If you have a regular type farm with free range chickens, you know chickens that just walk around in the yard and eat chicken feed, then scratch around the rest of the day eating rocks and bugs and whatever they come across.
What if you have hens and a rooster and for dinner you want chicken. If you kill a hen and eat it will it taste a lot better than if you killed a rooster subject to the same conditons?
Or doesn’t it matter. I still remember the time when I was 5 or 6 and we visited a farm and my mum and her friend were discussing dinner and they decided on chicken and my mum walked out to the farm yard and grabbed a chicken and calmly rung it’s neck. Yech!!!
Well, as coq au vin was explained to me, the reason for all the stewing and simmering and added flavors was that rooster meat was tough and gamy if unadorned.
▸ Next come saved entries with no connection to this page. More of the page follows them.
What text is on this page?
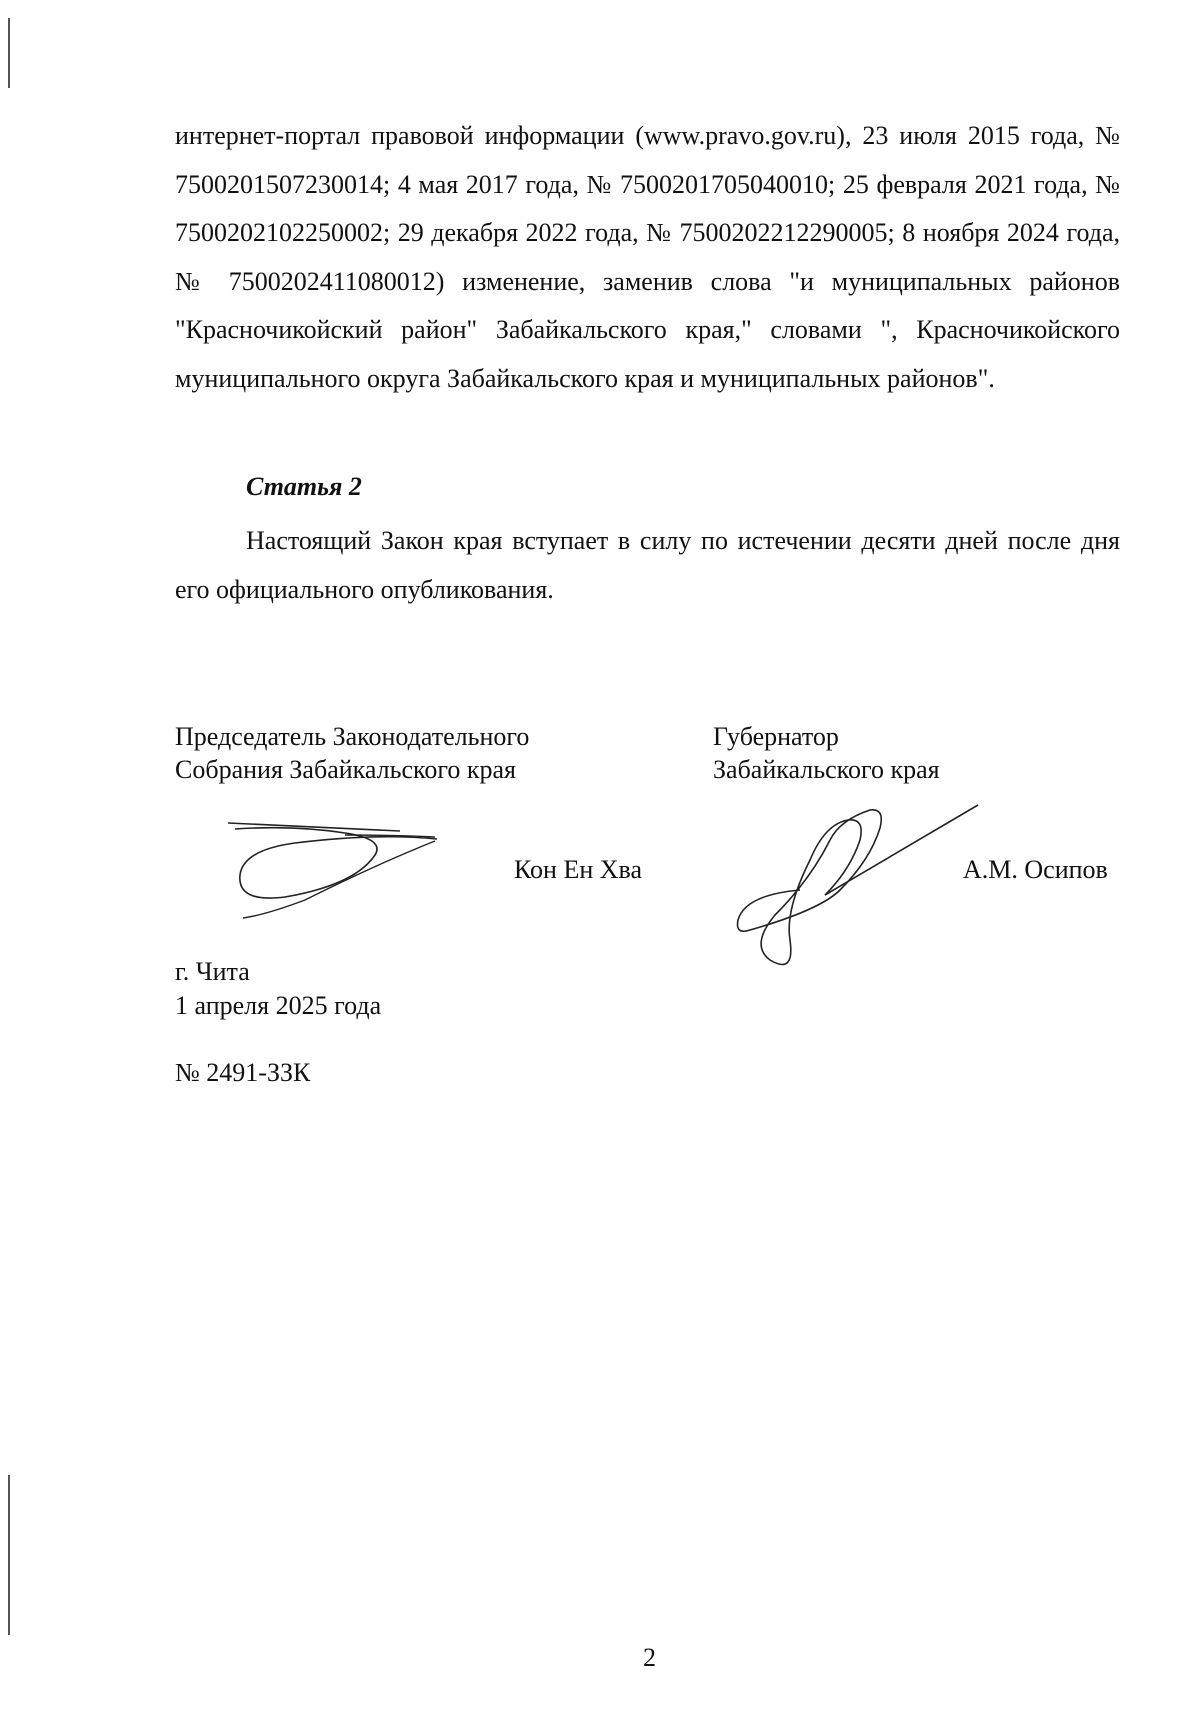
интернет-портал правовой информации (www.pravo.gov.ru), 23 июля 2015 года, № 7500201507230014; 4 мая 2017 года, № 7500201705040010; 25 февраля 2021 года, № 7500202102250002; 29 декабря 2022 года, № 7500202212290005; 8 ноября 2024 года, № 7500202411080012) изменение, заменив слова "и муниципальных районов "Красночикойский район" Забайкальского края," словами ", Красночикойского муниципального округа Забайкальского края и муниципальных районов".

Статья 2

Настоящий Закон края вступает в силу по истечении десяти дней после дня его официального опубликования.

Председатель Законодательного
Собрания Забайкальского края
Губернатор
Забайкальского края
Кон Ен Хва	А.М. Осипов
г. Чита
1 апреля 2025 года
№ 2491-ЗЗК
2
Though I havent eaten meat in 15+ years, I like to watch cooking shows and seem to remember hearing that the meat of a rooster that had not been castrated would indeed be extra tough and gamey tasting, but that a castrated rooster (a capon) will be more tender, while also having the benefit of growing much larger than a hen…
I have a slow cooker Coq Au Vin recipe that is wonderful. We use supermarket chicken, but it involves slow cooking to break down all the toughness of a rooster.
Where I grew up when mum decided on chicken she would send me out to the farm yard to grab a chicken and calmly ring it’s neck.
Young roosters* were always harvested because they would not grow up to lay eggs. They were never allowed to grow old. Hens were only harvested after they were too old to lay eggs and were slow cooked.
*I believe some may call a young rooster a “cockerel”. My remote rural US family never used that terminology so I am sure of it.